Aziz Pavlus Korintosluları, Kudüs’teki fakirler yararına topladığı bağışlara sevinçle ve cömertlikle katılmaya çağırmaktadır. Havariler, Pavlus’un fakirleri hatırlamasını rica etmişlerdi ve o da bunu yapacağına söz vermişti. Aradan yıllar geçmiş olmasına rağmen verdiği sözü unutmadı ve işte şimdi bunu yapmaktadır. Fakir, ama İsa’nın öğretişlerini ateşli bir şekilde uygulanan iman kardeşlerine karşı cömert olmanın sebebi Rabbin kendisinin verdiği örnekte aranmalıdır. Gerçekten de o “zengin iken sizler için kendini fakir yaptı”. İki çeşit zenginlik vardır: maddi zenginlik ve ruhani zenginlik. Maddi zenginlik, dünyanın mallarına bağlı olmadan, kardeşlik sevgimizi yaşamak için ve dolayısıyla ruhani zenginliği tadabilmek için verildi! Ruhani zenginlik imandır ve Rabbimiz Mesih İsa’ya olan imanımızdan doğan her şeydir. O bize muhteşem zenginlik olan yaşamını verir, bu da kendimizi daima her çeşit kutsama ile dolu hissetmemizi sağlar. Tam bugün biz de tüm Katolik Kilisenin topladığı bağışlara katılıyoruz, toplanan bağışlar Papa’ya yollanacaktır, böylece o da dünyada muhtaç olan fakirlere episkoposlar aracılığıyla yardım edebilsin. Bizler de cömert olmaya çalışalım, cömertliğimiz Allah tarafından çok ihtiyacımız olan ruhani yardımlarla mükâfatlandırılacaktır.
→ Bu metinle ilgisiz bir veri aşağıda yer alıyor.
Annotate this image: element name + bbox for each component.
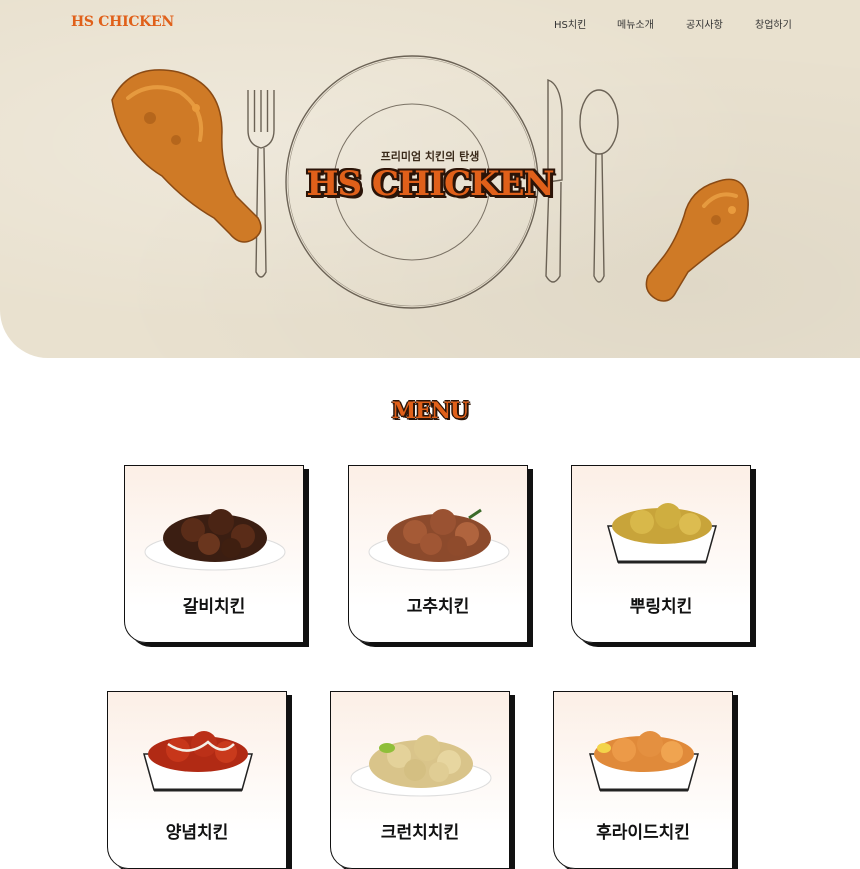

Bugünkü İncil metni İsa’nın insanların ihtiyaçlarına cevap verdiğini göstermektedir. İnsanlar Ona güvenle gitmektedirler ve ihtiyaçlarını değişik şekillerde göstermektedirler. Yair İsa’nın sevgisine olan güveni sözlerle belirtmektedir, ölmekte olan kızını ziyarete çağırmaktadır. Kanama geçiren kadın ise gizli bir hareketle, Rabbin kıyafetine dokunarak aynı güven göstermektedir. Her ikisi de başkalarında olmayan bir güven göstermekteler. Yair’un evinin etrafında toplananlar İsa’yı hor görmekteler. Kanamalı kadın, alay edilmemek için İsa’ya gizlice dokunur. Ancak İsa insanların göstereceği tepkiden çekinmiyor: Onunla alay edenleri kovalıyor ve kadının alay edilme korkusunu aşarak imanını belirtmeye zorluyor. Böylece anlıyoruz ki, imanda insanların beğenişinin arayışı olmamalıdır. Kadın on iki yıldır acı çekmekte, kız on iki yaşında ölmekte. On iki yıl acıdan sonra hatta ölüme doğru giden bir yaşamdan sonra İsa ile karşılaşma gerçekleşiyor ve dolayısıyla yeni bir yaşam başlıyor. Bu ‘on iki’ uzun yıl bize hiçbir zaman ümidimizi kaybetmememiz gerektiğini göstermekte. İsa kurtuluşumuz için yollandı, şeytanın etkisinden kurtulmamız için yollandı: O ve sadece O bize yardım edebilir, bu sebepten Ona güvenmeye devam edelim. Allah bizi seviyor ve İsa aramızdaki sevgisidir. Ölüm gerçekleştiği için artık yalvarmasına gerek olmadığı söylenen adama İsa şöyle dedi: “Korkma, sadece iman et!”. Bu davet bize de yönetilmektedir. İman etmeye devam edelim ve bunu yanımızdaki ve uzağımızdaki kardeşlerimizin acılarını paylaşarak gösterelim.